«TAGLIO DEGLI ALBERI? NO, SOLO UNO SCEMPIO!»

Il pino (?) abbattuto in piazza della Resistenza
Tagli devastanti in piazza della Resistenza

PISTOIA. Un lettore scrive:

Sono passato stamani da piazza della Resistenza, il più antico parco della città, ed anche l’unico degno di questo nome nel Centro cittadino.

Un ulteriore taglio di alberi di alto fusto, pini e cedri, sta devastando l’assetto e l’aspetto del parco. Avendo partecipato, qualche giorno fa, ad un convegno organizzato dal Comune e dagli Ordini professionali sulla nuova Normativa paesaggistica (P.P.R.), la contraddizione tra quanto viene prodotto a livello normativo e la prassi delle varie amministrazioni è lampante.

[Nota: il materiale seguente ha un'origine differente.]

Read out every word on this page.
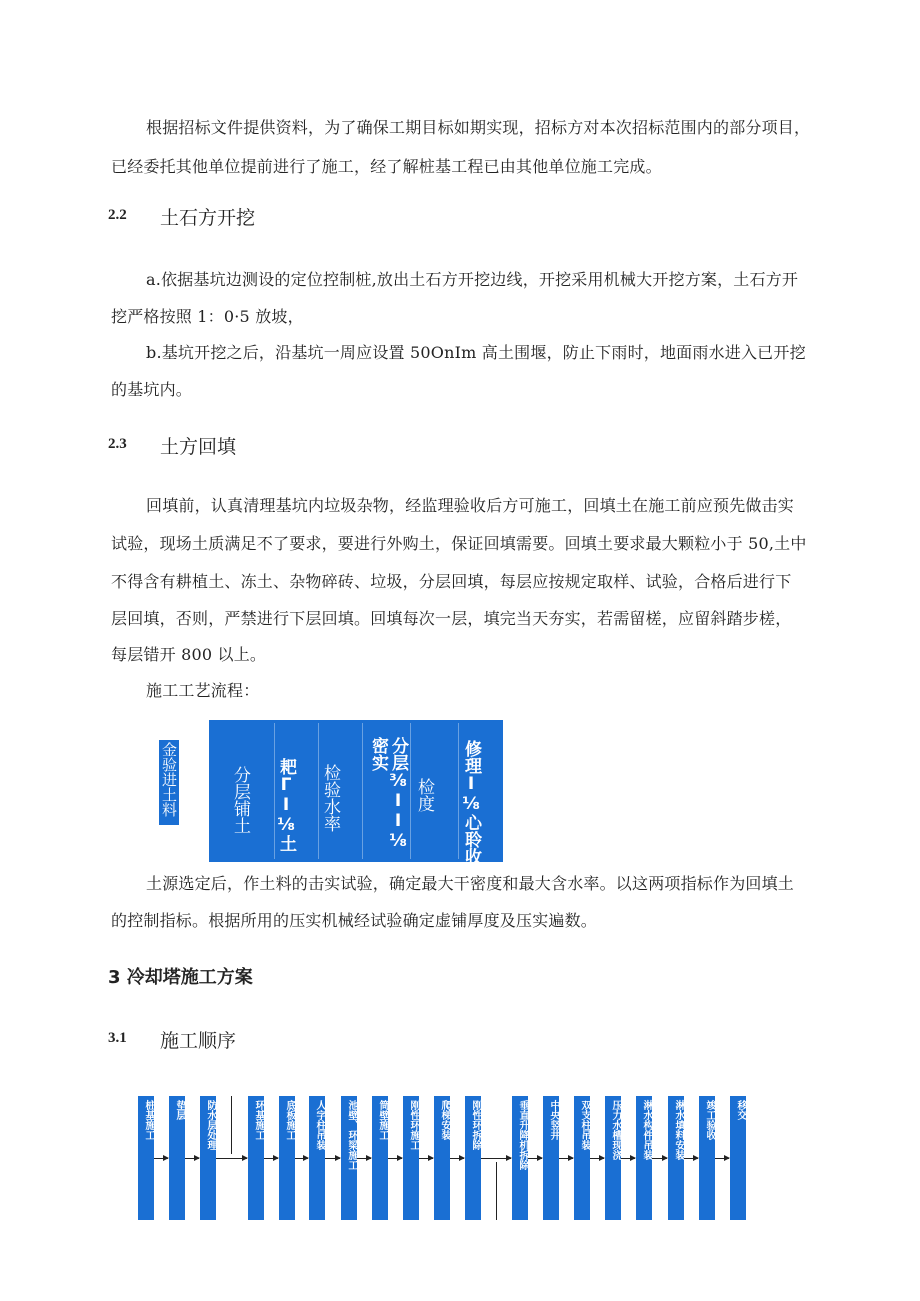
根据招标文件提供资料，为了确保工期目标如期实现，招标方对本次招标范围内的部分项目，
已经委托其他单位提前进行了施工，经了解桩基工程已由其他单位施工完成。
2.2 土石方开挖
a.依据基坑边测设的定位控制桩,放出土石方开挖边线，开挖采用机械大开挖方案，土石方开
挖严格按照 1：0·5 放坡，
b.基坑开挖之后，沿基坑一周应设置 50OnIm 高土围堰，防止下雨时，地面雨水进入已开挖
的基坑内。
2.3 土方回填
回填前，认真清理基坑内垃圾杂物，经监理验收后方可施工，回填土在施工前应预先做击实
试验，现场土质满足不了要求，要进行外购土，保证回填需要。回填土要求最大颗粒小于 50,土中
不得含有耕植土、冻土、杂物碎砖、垃圾，分层回填，每层应按规定取样、试验，合格后进行下
层回填，否则，严禁进行下层回填。回填每次一层，填完当天夯实，若需留槎，应留斜踏步槎，
每层错开 800 以上。
施工工艺流程：
金验进土料	分层铺土 耙ΓI⅛土 检验水率	分层⅜II⅛密实
检度 修理I⅛心聆收
土源选定后，作土料的击实试验，确定最大干密度和最大含水率。以这两项指标作为回填土
的控制指标。根据所用的压实机械经试验确定虚铺厚度及压实遍数。
3 冷却塔施工方案
3.1 施工顺序
桩基施工	垫层	防水层处理	环基施工	底板施工	人字柱吊装	池壁、环梁施工	筒壁施工	刚性环施工	爬梯安装	刚性环拆除	垂直升降机拆除	中央竖井	双支柱吊装	压力水槽现浇	淋水构件吊装	淋水填料安装	竣工验收	移交
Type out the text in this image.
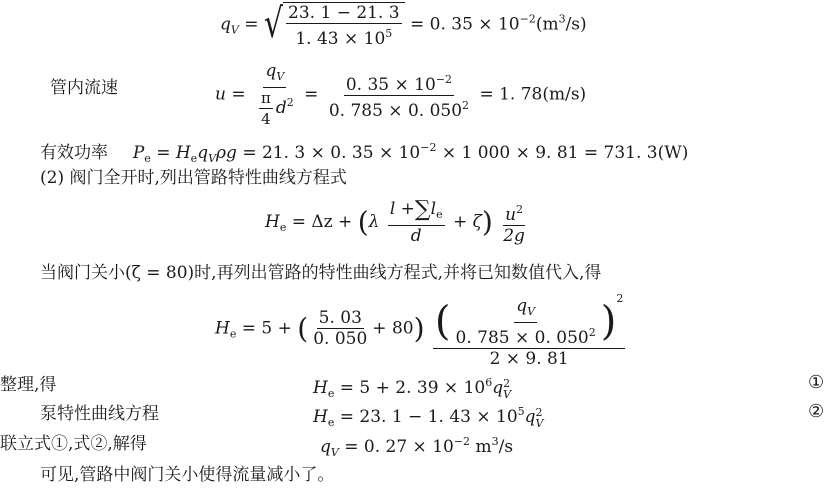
$q_V$ = √ $\frac{23. 1 - 21. 3}{1. 43 \times 10^5} = 0$. $35 \times 10^{-2}(m^3/s)$
管内流速	$u = \frac{q_V}{\frac{\pi}{4} d^2} = \frac{0. 35 \times 10^{-2}}{0. 785 \times 0. 050^2} = 1$. 78(m/s)
有效功率 $P_e = H_eq_V\rho g = 21$. 3 × 0. $35 \times 10^{-2} \times 1$ 000 × 9. 81 = 731. 3(W)
(2) 阀门全开时,列出管路特性曲线方程式
$H_e = \Delta z + (\lambda \frac{l +\sum l_e}{d} + \zeta) \frac{u^2}{2g}$
当阀门关小(ζ = 80)时,再列出管路的特性曲线方程式,并将已知数值代入,得
$H_e = 5$ + ( $\frac{5. 03}{0. 050} + 80) \frac{( \frac{q_V}{0. 785 \times 0. 050^2} )^2}{2 \times 9. 81}$
整理,得	$H_e = 5 + 2$. $39 \times 10^6q$ 2
V
①
泵特性曲线方程	$H_e = 23$. 1 − 1. $43 \times 10^5q$ 2
V
②
联立式①,式②,解得	$q_V = 0$. $27 \times 10^{-2}$ $m^3/s$
可见,管路中阀门关小使得流量减小了。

Il parco di piazza della Resistenza fa parte del paesaggio urbano e lo caratterizza, lo impreziosisce: com’è possibile tagliare decine di alberi di cinquanta-sessanta anni? È un danno irreparabile, una ferita alla città, una privazione del diritto dei cittadini, specie quelli più deboli, anziani e bambini, a godere di un bene prezioso per la loro salute e per la propria anima.

Protesto, rammaricato, che ciò avvenga senza alcuna attenzione verso quei cittadini, senza coinvolgerli in una decisione tanto impattante sul decoro urbano e sulla loro stessa vita.

Sono ancora più dispiaciuto e meravigliato che tu, come Sindaco giovane e culturalmente preparato, permetta uno scempio del genere. Spero che i cittadini e le loro associazioni sappiano reagire per difendere un bene prezioso che gli appartiene.

Con profonda delusione e rabbia.

Ing. Franco Matteoni

Ieri ho anche presentato un esposto al Corpo Forestale dello Stato.